Death-row inmate Domineque Ray, 42, was executed Feb. 7, 2019, by lethal injection at the Alabama state prison in Atmore. The U.S. bishops said they were troubled by his execution but also by the U.S. Supreme Court denying the Muslim man's request to have his imam at his execution. Ray was sentenced to death for the 1995 rape and murder of a 15-year-old girl. (CNS/Alabama Department of Corrections/Reuters)
The Supreme Court's refusal to allow an imam to be present at a Muslim man's execution Feb. 7 was "unjust treatment" that is "disturbing to people of all faiths," said two U.S bishops.
"People deserve to be accompanied in death by someone who shares their faith. It is especially important that we respect this right for religious minorities," said Archbishop Joseph Kurtz of Louisville, Kentucky, and Bishop Frank Dewane of Venice, Florida, in a Feb. 8 statement. They are the chairmen, respectively, of the U.S. Conference of Catholic Bishops' Committee for Religious Liberty and the USCCB's Committee on Domestic Justice and Human Development.
In a 5-4 vote Feb. 7, the Supreme Court allowed the execution of Alabama death-row inmate Domineque Ray to proceed without an imam present as Ray had requested.
He had been told that only prison employees, which included a Christian chaplain, could be at his execution for safety reasons. Just days before the Supreme Court weighed in, a panel of the U.S. Court of Appeals for the 11th Circuit had stopped the execution and ordered an expedited briefing in the case.
The Supreme Court's decision on the emergency stay was not a typical ruling following oral arguments so the court did not have to explain its decision. It only said the inmate had waited too long to object to the prison's decision.
Justice Elena Kagan, writing for the dissenters – Justices Ruth Bader Ginsburg, Stephen Breyer and Sonia Sotomayor – called the court's decision "profoundly wrong."
She pointed out that with Alabama's policy, a "Christian prisoner may have a minister of his own faith accompany him into the execution chamber to say his last rites, but if an inmate practices a different religion – whether Islam, Judaism or any other – he may not die with a minister of his own faith by his side."

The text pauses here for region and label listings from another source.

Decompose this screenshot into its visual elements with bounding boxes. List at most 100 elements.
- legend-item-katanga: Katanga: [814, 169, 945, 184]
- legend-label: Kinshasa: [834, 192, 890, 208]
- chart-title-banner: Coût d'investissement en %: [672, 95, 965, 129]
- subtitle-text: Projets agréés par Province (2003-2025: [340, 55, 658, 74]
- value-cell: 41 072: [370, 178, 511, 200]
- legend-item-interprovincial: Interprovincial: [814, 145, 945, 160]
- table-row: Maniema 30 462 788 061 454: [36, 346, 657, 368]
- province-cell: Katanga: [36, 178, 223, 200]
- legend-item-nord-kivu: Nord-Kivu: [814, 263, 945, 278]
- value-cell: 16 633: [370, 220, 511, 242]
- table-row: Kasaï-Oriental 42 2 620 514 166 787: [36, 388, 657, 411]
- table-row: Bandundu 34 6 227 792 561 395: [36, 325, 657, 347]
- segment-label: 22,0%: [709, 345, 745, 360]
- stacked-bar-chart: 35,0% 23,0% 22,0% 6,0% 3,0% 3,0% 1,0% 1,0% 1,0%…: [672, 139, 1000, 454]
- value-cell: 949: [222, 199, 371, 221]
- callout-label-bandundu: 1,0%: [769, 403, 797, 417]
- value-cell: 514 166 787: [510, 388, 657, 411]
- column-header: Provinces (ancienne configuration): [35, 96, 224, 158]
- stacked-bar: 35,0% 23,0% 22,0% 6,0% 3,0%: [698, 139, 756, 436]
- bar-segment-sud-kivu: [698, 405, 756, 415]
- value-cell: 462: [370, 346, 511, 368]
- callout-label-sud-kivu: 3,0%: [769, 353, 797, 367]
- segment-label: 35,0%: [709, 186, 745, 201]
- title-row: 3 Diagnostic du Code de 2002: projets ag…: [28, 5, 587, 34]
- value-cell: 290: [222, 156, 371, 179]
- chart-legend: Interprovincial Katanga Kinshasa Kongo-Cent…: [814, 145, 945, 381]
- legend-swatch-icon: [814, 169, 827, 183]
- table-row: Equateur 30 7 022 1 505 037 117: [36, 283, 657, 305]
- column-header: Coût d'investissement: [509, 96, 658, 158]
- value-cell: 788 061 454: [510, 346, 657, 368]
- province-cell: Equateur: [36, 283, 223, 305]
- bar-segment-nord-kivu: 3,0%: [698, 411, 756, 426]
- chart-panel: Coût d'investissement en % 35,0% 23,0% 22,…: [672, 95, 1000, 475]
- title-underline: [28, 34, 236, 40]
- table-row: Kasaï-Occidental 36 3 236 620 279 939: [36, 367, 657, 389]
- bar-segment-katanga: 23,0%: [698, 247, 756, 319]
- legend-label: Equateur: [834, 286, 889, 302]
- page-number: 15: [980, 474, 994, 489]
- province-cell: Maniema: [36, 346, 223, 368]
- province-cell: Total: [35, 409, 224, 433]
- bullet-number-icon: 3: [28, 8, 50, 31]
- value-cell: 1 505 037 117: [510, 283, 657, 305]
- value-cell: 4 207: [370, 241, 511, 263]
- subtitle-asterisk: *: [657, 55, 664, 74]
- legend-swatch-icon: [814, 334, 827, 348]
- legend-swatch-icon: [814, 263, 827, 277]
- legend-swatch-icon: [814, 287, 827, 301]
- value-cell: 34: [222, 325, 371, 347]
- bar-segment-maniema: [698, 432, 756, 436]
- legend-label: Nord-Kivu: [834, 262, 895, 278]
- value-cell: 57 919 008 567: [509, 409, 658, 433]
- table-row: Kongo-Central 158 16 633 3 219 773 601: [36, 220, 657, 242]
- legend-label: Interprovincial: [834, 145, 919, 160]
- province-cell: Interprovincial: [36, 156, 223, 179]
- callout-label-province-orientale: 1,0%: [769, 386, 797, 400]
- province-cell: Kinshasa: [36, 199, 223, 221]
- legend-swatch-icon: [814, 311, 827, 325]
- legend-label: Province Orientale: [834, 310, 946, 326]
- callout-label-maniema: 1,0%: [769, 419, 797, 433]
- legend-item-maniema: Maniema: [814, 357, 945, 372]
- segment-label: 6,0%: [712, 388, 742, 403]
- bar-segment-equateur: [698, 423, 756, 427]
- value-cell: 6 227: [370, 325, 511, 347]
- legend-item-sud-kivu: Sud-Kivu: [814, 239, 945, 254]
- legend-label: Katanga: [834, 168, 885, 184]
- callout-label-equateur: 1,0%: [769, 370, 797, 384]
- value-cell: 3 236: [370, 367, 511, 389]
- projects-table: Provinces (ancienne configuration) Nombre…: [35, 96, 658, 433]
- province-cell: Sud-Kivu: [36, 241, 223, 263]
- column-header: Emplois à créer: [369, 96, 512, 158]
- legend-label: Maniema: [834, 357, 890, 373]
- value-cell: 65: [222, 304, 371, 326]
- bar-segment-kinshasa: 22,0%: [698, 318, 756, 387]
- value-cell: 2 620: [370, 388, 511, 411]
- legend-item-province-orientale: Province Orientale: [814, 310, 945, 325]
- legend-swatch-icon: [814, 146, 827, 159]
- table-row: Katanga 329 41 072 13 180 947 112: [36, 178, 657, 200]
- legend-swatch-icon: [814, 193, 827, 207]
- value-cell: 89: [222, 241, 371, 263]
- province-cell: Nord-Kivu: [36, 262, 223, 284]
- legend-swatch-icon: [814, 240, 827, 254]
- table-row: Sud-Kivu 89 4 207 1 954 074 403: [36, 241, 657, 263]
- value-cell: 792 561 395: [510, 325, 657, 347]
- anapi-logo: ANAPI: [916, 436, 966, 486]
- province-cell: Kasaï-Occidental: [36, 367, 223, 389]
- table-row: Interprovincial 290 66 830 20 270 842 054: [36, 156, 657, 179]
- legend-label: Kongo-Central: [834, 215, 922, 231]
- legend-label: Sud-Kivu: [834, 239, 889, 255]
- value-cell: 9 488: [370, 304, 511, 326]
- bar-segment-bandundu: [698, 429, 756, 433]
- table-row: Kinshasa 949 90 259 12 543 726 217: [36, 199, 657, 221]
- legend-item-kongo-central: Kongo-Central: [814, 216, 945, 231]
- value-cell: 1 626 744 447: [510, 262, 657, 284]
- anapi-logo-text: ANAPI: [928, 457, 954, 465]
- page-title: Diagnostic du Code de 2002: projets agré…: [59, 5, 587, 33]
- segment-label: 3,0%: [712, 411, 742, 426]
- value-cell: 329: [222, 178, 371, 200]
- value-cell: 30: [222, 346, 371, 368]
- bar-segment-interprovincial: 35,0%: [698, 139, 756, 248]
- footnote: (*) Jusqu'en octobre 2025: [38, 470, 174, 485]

Kagan said that Ray "has put forward a powerful claim that his religious rights will be violated at the moment the state puts him to death."
She also wrote that his treatment "goes against the Establishment Clause's core principle of denominational neutrality."
That argument was similarly cited by the lower appeals court panel which said Ray had presented "a powerful Establishment Clause claim."
"We are exceedingly loath to substitute our judgment on prison procedures for the determination of those officials charged with the formidable task of running a prison, let alone administering the death penalty in a controlled and secured manner," Judge Stanley Marcus wrote. "Nevertheless, in the face of this limited record, it looks substantially likely to us that Alabama has run afoul of the Establishment Clause of the First Amendment."
The U.S. bishops, in their statement, said Ray's execution troubled them because "the death penalty itself is an affront to human dignity and the church has long called for its abolition in the United States and around the world."
They added that Ray "bore the further indignity of being refused spiritual care in his last moments of life, in violation of the First Amendment to the U.S. Constitution and Alabama law."
The bishops' statement quoted Pope Francis' remarks during his recent visit to the United Arab Emirates where he said: "What we are called to do as believers is to commit ourselves to the equal dignity of all."
"Let us make this commitment today," the bishops said.
Ray, who was on death row for the 1995 rape and murder of a 15-year-old, was allowed to meet with an imam before his execution and the religious leader watched from an adjoining room as Ray was executed by lethal injection an hour after the Supreme Court's decision Feb. 7.